The W7JI CW Keyer

 



 

 

    I have read that there is a declining interest in operating the CW mode.  CW is my favorite mode and I spend approximately 95% of my operating time devoted to pounding brass.  I recently had a QSO with a 15 year ham who was newly licensed and operated CW ONLY.  That sure was refreshing.  In spite of the deregulation of our rules and reg;s, or possibly, because of these changes I have met several operators who are new to CW and are trying this mode for the first time and enjoying it.  If you are a CW operator then you already know the value of a good keyer.  If you are a QRP enthusiast’s, then I’m sure you have added a CW keyer to one of your homebrew transmitters or transceivers.  We all take CW keyers for granite since they are built into our commercial rigs.  However, if you suddenly find yourself in a situation where there is no keyer available and you are faced with using a straight key all day long, you instantly begin looking for options.  This is exactly what happened to me while designing a QRP transmitter.  I realized that there simply was no room on my circuit board for a keyer.

 

            Since I could not incorporate a CW keyer into the space available it would be necessary to build a stand-along keyer.  I thought that this is not all bad since the keyer could be used with any solid state transmitter and future QRP projects. Almost all of the keyers that I see on the market use a Piezo device or transducer of some sort for audio output.  I wanted to use a small on-board speaker instead of a Piezo device so I decided that the addition of a small audio amp would also be a necessary feature to incorporate into the design. However, for those of you who would rather use a Piezo device, I incorporated pads on the board to accept a Piezo device sold by Jameco.   The circuit board design was a standard boards that I have deisgned to fit into a PACTEL enclosure, model LH43-100.  I use this combination for as much as possible in order to give my projects a consistent look.

 

            The project began by researching available keyer IC’s.  It soon became obvious that I would not have to do any circuit design since all of the companies  who produce keyer IC’s also provide complete circuit schematic's with their products.  All that would be necessary was to design the printed circuit board to incorporate the keyer circuit and redraw the schematic to include my audio amp..

 

            I finally decided on using the PK-4 IC from Jackson Harbor Press.  My decision  was based on the number of features incorporated into their device.  I would probably never use most of the features with the possible exception of a small memory for storing a CQ along with my call letters for contest purposes but it sure is nice knowing that everything I could ever need is there.  I didn't have to dig to deep into the research phase before I realized that many of the keyer IC's all used the same pin out.  This provides an interesting possibility for using the keyer as a test-bed for playing around with various keyer circuits since there are so many different keyer chips that are pin-for-pin compatible. 

 

            I included the schematic drawings for the circuit used but you can also print a copy of the original drawing from the Jackson Harbor Press website at http://home.att.net/~jacksonharbor/ham.htm.  There you will also find several different CW keyer kits that may fill your needs.  I personally do not like projects that have a circuit board with wires running all over the inside of the enclosure.
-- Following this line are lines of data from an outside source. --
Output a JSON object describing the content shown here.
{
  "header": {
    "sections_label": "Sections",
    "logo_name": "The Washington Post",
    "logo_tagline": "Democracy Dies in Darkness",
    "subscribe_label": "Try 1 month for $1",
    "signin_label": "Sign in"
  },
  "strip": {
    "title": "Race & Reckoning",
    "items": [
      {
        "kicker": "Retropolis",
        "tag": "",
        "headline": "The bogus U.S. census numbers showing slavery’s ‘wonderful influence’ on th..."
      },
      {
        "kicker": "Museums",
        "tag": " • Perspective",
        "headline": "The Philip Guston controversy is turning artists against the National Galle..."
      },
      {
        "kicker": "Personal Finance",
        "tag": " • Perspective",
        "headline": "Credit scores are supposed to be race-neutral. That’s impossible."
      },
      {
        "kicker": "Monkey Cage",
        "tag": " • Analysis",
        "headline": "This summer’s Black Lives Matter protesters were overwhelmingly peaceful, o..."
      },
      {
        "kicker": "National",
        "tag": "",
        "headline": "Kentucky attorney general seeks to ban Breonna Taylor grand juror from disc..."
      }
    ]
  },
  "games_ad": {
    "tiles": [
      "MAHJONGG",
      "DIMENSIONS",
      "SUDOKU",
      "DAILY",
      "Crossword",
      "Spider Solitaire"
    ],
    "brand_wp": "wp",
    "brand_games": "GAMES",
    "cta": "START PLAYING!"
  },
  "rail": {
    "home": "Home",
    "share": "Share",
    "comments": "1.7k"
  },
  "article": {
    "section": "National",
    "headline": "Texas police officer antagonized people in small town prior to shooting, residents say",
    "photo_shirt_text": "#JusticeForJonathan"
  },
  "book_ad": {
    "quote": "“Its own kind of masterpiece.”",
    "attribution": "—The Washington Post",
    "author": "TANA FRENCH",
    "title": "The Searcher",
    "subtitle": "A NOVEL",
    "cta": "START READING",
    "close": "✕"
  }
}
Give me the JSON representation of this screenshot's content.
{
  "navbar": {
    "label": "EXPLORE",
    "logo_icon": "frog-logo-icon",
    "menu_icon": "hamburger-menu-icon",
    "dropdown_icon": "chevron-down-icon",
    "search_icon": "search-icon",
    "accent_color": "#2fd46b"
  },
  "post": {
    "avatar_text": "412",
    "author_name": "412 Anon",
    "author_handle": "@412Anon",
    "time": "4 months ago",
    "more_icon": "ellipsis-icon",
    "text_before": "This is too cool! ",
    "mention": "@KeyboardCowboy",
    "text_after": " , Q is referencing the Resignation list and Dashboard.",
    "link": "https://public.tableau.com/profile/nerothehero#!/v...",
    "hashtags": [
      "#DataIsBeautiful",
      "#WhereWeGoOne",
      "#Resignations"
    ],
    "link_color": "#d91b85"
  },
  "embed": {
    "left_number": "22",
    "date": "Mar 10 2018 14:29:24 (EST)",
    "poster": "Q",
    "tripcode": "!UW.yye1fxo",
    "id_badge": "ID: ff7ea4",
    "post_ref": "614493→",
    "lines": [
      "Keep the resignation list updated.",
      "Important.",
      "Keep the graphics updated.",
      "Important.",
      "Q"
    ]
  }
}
I design my projects so that once all the parts are mounted to the printed circuit board, the project is finished except for mounting the circuit board into an enclosure.  Here is a drawing of the circuit board which shows the parts location on the board.. When I had the board manufactured I did not have solder mask and parts identification silk-screen done on the board since it was to be a first run test board to prove that the circuit works and that the layout is correct.

   

 

 

 

 

    This photo shows the complete circuit board mounted inside the bottom half of the enclosure.  Notice that the front and back panels simply slide into grooves at each end of the case.  It is simply a matter of locating and drilling the holes to match the component locations.  This is where I always have trouble getting everything to line up properly but if you take your time and make careful measurements it is possible to get a professional looking finished piece of equipment..  Just remember the old saying, measure twice, drill once!

 

 

    If there is enough interest from people wishing to purchase printed circuit boards, I will have them manufactured and offer them for sale at a reasonable price  For those people interested in building the W7JI keyer I have prepared a complete parts list for purchasing the parts used to build the keyer as shown. .  The Parts List is for purchasing all the parts from Mouser Electronics and includes the Mouser Parts Number. 

 

 

    The schematic drawing differs slightly from the original drawings from Harbor Pr4ess in as much as I used 0.1uF bypass capacitors instead of the .01uF caps as designated on their drawing.  Also, I have included the audio amp circuit which powers the on-board speaker.

 

 

   This project was a lot of fun to produce.  I always feel like I get to build these types of projects twice, once on the computer creating the printed circuit board layout and again, building the actual circuit boards when they arrive from the manufacturer.  This is a very powerful little keyer and has many features which I personally will never use but is good to have them available just in case.  If you decide to build this keyer, I hope you enjoy the project as much as I have.  Good luck with this or any of your projects.  Best 72/73 to all.